Pages

Minggu, 04 Mei 2014

ILLAT DALAM QIYAS

Disusun guna memenuhi tugas mata kuliah: Ushul Fiqh
Dosen pengampu : Ahmad Taqwim




Disusun Oleh :
Siti Jamiatun    (134111007)


Fakultas Ushuluddin
Institute Agama Islam Negeri Walisongo
Semarang
2014


       I.            Pendahuluan
Diantara hal-hal yang perlu diperhatikan bahwa sebagian ulama ushul menjadikan sebab dan illat itu sebagai sesuatu yang sama dan bermakna sama. Tetapi sebagian besar dari mereka tidak sependapat. Mereka berpendapat bahwa masing-masing dari illat dan sebab itu memiliki tanda atas suatu hukum, masing-masing menjadi dasar hukum dan mengikat hukum berdasarkan ada dan tidak ada.
Bagi pembuat hukum, masing-masing memilki hikmah dalam mengikat suatu hukum dan menjadikannya sebagai dasar hukum.

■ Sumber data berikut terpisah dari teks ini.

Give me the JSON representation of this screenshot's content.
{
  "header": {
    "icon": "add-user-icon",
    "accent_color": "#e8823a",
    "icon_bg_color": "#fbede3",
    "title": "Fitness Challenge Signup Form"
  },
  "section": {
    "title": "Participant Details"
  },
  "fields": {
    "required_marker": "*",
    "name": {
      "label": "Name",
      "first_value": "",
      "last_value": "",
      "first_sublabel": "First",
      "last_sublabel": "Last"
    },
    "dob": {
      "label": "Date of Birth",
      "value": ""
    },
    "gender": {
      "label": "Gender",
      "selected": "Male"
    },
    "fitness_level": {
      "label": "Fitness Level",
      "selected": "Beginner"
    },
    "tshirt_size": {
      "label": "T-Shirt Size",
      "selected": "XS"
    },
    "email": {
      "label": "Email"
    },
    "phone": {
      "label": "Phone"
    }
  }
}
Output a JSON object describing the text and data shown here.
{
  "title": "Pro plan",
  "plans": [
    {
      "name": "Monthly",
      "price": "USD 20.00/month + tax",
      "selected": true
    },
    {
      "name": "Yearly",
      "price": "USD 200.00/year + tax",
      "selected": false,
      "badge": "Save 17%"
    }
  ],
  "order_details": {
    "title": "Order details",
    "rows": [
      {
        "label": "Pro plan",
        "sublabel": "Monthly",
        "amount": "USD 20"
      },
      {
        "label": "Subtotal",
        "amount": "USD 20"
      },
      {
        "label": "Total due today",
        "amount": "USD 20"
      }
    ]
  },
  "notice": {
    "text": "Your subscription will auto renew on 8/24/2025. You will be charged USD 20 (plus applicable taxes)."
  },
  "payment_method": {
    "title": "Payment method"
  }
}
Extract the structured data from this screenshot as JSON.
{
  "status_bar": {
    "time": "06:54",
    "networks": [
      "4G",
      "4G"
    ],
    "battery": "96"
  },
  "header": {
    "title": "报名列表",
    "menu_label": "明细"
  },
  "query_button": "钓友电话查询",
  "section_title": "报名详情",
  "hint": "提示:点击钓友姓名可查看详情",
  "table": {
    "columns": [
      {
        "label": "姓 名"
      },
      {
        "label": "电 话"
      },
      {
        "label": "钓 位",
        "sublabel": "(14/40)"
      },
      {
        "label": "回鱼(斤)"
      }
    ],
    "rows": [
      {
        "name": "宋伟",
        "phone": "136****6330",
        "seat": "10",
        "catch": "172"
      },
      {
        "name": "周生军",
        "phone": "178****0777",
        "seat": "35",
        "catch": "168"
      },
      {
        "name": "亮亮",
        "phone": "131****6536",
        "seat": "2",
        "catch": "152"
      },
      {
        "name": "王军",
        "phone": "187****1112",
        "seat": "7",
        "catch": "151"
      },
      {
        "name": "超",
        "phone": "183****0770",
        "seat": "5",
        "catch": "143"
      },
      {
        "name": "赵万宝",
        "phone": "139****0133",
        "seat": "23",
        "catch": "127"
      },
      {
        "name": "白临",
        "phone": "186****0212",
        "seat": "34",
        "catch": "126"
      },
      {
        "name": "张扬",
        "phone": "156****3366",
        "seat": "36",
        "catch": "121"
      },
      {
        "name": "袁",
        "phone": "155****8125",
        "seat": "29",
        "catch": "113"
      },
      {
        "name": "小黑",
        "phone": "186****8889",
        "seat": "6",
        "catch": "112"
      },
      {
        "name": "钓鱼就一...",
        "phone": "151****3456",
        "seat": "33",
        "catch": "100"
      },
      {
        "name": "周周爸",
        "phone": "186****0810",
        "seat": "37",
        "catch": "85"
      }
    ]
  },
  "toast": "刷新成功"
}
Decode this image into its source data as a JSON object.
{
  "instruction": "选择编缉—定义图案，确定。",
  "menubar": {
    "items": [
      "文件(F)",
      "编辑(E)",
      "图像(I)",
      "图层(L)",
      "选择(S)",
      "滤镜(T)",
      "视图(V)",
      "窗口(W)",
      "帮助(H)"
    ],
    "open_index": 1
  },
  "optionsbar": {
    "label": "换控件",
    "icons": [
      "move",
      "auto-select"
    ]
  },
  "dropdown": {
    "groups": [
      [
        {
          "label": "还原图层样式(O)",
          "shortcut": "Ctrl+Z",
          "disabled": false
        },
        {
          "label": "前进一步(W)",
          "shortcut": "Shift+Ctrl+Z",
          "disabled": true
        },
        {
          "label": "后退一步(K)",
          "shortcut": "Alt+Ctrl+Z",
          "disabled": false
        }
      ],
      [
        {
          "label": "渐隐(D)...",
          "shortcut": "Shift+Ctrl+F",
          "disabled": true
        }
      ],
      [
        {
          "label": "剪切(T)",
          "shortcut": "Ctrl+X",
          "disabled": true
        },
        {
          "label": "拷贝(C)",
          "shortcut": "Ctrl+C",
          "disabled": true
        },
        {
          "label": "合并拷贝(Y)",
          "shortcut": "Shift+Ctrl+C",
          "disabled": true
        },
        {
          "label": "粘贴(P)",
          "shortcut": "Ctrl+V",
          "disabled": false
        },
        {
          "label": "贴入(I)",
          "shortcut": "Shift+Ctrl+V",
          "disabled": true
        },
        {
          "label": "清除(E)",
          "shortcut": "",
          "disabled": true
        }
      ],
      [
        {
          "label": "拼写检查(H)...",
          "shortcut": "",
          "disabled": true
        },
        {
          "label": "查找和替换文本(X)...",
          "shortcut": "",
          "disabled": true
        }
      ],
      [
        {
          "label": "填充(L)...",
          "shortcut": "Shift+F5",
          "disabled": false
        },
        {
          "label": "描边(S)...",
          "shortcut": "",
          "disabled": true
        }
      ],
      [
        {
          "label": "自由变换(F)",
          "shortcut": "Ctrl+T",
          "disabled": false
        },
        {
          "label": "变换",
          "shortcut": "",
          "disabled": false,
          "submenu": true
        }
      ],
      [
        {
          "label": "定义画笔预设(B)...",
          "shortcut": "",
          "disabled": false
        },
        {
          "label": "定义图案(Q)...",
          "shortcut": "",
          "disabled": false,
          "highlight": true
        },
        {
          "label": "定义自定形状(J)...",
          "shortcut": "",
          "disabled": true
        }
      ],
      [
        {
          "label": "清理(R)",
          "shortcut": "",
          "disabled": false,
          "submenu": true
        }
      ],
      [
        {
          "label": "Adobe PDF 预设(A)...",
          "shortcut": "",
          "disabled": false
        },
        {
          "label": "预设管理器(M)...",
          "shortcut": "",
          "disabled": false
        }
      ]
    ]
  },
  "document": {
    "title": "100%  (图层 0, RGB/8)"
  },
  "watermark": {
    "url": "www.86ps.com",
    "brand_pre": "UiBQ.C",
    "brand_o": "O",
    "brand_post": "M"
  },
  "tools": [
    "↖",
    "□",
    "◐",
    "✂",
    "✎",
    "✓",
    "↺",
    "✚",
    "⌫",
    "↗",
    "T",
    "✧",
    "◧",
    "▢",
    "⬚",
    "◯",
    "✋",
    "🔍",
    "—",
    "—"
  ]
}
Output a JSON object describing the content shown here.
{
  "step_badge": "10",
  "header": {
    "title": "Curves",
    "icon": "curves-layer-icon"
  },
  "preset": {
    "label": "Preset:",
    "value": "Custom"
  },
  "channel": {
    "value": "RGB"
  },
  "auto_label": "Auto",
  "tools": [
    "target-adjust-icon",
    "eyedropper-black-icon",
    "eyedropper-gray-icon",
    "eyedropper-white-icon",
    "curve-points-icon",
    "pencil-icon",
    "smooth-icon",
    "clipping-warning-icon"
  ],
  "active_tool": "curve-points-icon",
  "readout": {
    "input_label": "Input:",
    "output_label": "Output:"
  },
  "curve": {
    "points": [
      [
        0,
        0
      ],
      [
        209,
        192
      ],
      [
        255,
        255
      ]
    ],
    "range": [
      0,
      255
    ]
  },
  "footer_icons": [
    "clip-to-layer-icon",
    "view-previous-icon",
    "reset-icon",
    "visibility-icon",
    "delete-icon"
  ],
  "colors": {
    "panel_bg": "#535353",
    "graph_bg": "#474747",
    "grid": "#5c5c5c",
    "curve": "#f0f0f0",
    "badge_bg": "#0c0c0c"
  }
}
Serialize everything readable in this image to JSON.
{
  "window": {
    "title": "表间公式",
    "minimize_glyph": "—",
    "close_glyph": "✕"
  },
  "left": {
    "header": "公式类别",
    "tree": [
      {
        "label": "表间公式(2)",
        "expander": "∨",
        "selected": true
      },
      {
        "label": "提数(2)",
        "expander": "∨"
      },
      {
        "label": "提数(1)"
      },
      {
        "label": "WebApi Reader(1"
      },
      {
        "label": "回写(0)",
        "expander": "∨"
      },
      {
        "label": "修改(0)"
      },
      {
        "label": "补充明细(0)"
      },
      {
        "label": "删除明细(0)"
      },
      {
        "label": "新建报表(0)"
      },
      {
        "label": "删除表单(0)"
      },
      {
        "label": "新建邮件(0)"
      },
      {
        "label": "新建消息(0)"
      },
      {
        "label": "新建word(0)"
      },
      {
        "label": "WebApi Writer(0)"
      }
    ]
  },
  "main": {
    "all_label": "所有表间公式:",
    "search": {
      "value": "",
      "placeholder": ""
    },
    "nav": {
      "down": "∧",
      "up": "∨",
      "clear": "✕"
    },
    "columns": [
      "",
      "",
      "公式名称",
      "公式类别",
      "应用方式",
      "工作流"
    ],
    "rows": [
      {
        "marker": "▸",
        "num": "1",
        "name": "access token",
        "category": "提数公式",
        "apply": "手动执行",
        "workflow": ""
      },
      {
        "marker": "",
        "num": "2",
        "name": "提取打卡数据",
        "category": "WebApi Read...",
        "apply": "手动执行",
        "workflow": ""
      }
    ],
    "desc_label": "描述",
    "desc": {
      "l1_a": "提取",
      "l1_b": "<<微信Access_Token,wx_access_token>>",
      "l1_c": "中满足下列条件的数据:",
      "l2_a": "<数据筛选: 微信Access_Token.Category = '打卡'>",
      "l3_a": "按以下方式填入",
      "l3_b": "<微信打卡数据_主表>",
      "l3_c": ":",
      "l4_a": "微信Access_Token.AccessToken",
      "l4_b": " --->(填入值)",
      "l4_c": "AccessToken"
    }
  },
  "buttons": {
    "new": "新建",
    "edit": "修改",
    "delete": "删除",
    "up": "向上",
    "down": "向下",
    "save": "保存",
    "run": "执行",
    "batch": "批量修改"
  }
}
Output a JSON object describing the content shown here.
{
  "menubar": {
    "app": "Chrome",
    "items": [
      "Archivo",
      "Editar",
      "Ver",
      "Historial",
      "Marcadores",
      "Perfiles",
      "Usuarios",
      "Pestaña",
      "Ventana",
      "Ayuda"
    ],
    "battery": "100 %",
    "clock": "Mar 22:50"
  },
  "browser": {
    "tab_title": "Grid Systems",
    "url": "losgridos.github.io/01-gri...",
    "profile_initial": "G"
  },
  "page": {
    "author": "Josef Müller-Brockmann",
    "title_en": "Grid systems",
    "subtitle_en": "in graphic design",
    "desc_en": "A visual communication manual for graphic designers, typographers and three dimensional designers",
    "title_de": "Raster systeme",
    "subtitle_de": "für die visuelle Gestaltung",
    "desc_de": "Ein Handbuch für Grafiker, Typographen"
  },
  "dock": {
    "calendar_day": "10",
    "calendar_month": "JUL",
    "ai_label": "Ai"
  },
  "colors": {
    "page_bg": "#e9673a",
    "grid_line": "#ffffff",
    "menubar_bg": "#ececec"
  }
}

Akan tetapi jika hubungan dalam ikatan hukum itu mampu ditangkap oleh akal kita maka disebut illat dan sebab. Dan jika tidak mampu ditangkap oleh akal kita maka disebut sebab saja, tidak disebut illat. Semua illat adalah sebab dan tidak semua sebab adalah illat.

    II.            Rumusan Masalah
1.      Bagaimana illat dalam qiyas?
2.      Apa pengertian illat, syarat-syarat, dan pembagianya ?
3.      Bagaimana cara mengetahui illat ?
4.      Apa saja contoh-contoh illat dalam qiyas?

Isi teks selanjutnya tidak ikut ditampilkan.